In 1969, riots broke out in front of a gay bar in New York. Martin Boyce, 21 years old at the time, tells the microphone of Europe 1 his state of mind then.

TESTIMONIAL EUROPE 1

New York is hosting this year's World Gay Pride and commemorates the 50th anniversary of the riots that followed the police raid on June 28, 1969, in the Stonewall bar. Today, this bar proudly displays its colors: a rainbow flag on its old brick facade. But 50 years ago, it was a gay underground bar regularly targeted by raids of law enforcement. At the time, homosexuality was still illegal.

"I saw a cop push a drag-queen into the van," remembers Martin Boyce, who was 21 at the time. "She hit him and he pulled back, it was the first sign that it was not going to happen as usual." Instead of running away, Martin and his friends walk towards the policeman. "And there, the riot started: Gays, lesbians and transvestites threw all they could on the police," he says. "Too much was enough, we had enough, we were illegal, ostracized by society," he says.

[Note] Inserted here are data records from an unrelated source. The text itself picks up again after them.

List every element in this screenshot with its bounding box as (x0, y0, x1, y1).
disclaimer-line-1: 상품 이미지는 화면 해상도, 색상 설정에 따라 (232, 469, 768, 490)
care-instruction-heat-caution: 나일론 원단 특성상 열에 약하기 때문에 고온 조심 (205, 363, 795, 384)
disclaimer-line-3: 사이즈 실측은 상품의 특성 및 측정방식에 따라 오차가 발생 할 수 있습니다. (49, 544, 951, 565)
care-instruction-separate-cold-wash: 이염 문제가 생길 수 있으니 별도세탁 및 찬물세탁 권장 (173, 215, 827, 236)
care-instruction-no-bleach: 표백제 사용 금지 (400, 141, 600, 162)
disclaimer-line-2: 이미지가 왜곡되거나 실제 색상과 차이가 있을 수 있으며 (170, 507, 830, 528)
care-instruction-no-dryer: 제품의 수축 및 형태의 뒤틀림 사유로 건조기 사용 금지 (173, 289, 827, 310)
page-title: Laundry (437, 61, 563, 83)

>> LISTENING ALSO - World Pride in New York in memory of the 1969 riots to defend the rights of homosexuals

Bar elevated to national monument

A year later, to commemorate this unprecedented rebellion, homosexuals decided to march through the streets of Manhattan to express their pride, giving birth to the first Gay Pride. "It was heroic," Martin recalls. "Stonewall, for me it's a verb, because now we have rights and a place in society." In 2016, US President Barack Obama raised the bar and the adjacent small park to the rank of a national monument in the same way as the Statue of Liberty.